Горе друга Григорий принял близко к сердцу.

— Он же был такой деятельный, настырный, так любил пофорсить и вдруг — «жизнь кончена», — говорил Григорий. — Нет, его нужно растормошить, ведь не все потеряно, может, ему вернут зрение, а если и не вернут, он должен чувствовать себя в строю.

Григорий с друзьями ездил к Тарасюку в больницу, подолгу разговаривал с ним. Друзья купили Андрею баян, и Григорий стал навещать его дома, учил играть на баяне. Друзья добились, чтобы НИИ послал Тарасюка в Одессу, в клинику знаменитого глазного врача Филатова. У Тарасюка появилась надежда.

После проведенной в НИИ ВВС реорганизации Григорий попал в моторный отдел, который возглавил инженер-полковник Григорий Арсентьевич Печенко. Полетами здесь руководил опытный летчик Александр Александрович Автономов, который летал на самых различных самолетах. В 1934 году Автономов принимал участие в испытаниях на бомбардировщиках ТБ-1 ракетных ускорителей старта, созданных ленинградскими конструкторами.

Григорий гордился, что попал к Автономову, и начал перенимать у него методы испытательной работы. Стал более осторожен, много внимания уделял наземной подготовке, не чурался черновой работы.

Виктория вспоминала, что нередко после жарких споров за столом, после песен под гитару, на которой чаще играл хозяин дома, начинались танцы. Танцевали обычно под патефон.

Ходили летчики на танцы и в клуб, где стоял огромный, как пароход, рояль. И за него садился Григорий: играл вальсы, танго, фокстроты.

Виктория обычно оставалась дома, чтобы привести все в порядок, убрать комнату после гостей.

А случалось и так: друзья прихватывали все съестное и шумной компанией направлялись на речку или в лес.

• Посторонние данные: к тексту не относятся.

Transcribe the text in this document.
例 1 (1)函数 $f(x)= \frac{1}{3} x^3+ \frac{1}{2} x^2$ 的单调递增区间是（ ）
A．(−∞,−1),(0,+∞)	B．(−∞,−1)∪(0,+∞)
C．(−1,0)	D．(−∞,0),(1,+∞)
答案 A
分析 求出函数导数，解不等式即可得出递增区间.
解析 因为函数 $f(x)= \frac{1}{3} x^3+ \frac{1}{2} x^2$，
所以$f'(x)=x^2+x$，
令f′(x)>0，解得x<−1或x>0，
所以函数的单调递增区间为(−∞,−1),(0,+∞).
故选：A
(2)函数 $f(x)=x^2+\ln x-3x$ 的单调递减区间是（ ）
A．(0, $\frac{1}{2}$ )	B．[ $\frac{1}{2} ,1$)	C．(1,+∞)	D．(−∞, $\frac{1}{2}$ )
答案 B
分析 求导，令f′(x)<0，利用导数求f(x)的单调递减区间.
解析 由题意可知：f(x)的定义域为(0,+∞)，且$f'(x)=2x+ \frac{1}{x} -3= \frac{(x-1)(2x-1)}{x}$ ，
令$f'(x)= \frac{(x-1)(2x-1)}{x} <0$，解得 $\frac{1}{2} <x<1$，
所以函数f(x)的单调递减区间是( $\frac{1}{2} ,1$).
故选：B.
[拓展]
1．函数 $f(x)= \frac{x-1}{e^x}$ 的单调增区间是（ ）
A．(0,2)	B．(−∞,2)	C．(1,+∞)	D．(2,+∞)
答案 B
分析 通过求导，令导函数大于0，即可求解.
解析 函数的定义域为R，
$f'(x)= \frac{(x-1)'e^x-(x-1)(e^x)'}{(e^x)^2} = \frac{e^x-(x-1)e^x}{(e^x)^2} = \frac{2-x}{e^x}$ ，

Однажды Григорий привез из командировки огромный ящик яиц, хотя был к ним, в общем-то, равнодушен, и этим в первую очередь привел в восторг Алексея Смирнова. Смирнов, бывало, говорил Виктории, которой нравилось глядеть, как этот большой и сильный человек расправляется с едой:

— Ты девушкам не рассказывай о моей слабости, а то за меня замуж не пойдут. А все из-за того, что раньше много голодал, когда призвали в армию, не весил и шестидесяти килограммов. Вот и наверстываю.

А яйца Григорий купил потому, что подвернулись по дешевке. Он вообще был практичным, и товарищи говорили: «Вот кому-то муж достанется». К яйцам было куплено бутылок тридцать пива. Друзья рассовали все это по карманам и ушли в лес. До самого утра жгли костер. Яйца пекли, как картошку, и ели без хлеба, так как забыли его дома. И как всегда, пели песни.

Виктория подметила, когда Григорий слушал, как поют, или пел сам, глаза у него светлели. Вообще цвет глаз у Григория менялся. Если он был встревожен, обеспокоен чем-то, куда-то спешил, они становились зелеными, если пел или думал — голубыми. А если разговаривал о чем-то серьезном, делались серыми. Григорий в шутку говорил девчатам:

— Вы за такие глаза уже должны меня любить.

Его и любили, только он пока никому не отдавал предпочтения.

Случалось, Григорий брал с собой на пикники и Викторию.

— А то ты совсем превратишься в нелюдимку, — говорил он.

У нее сохранился снимок: летчики впряглись в телегу. Григорий говорил об этом снимке:

— А я бы не удивился, если бы она вдруг взлетела.

Вскоре Григорий купил автомашину и стал вывозить на ней своих друзей за город.

Однажды, перед тем как появиться этому автомобилю, он сказал:

— Ничего, Викторка, скоро и мы не будем ходить пешком по этой земле.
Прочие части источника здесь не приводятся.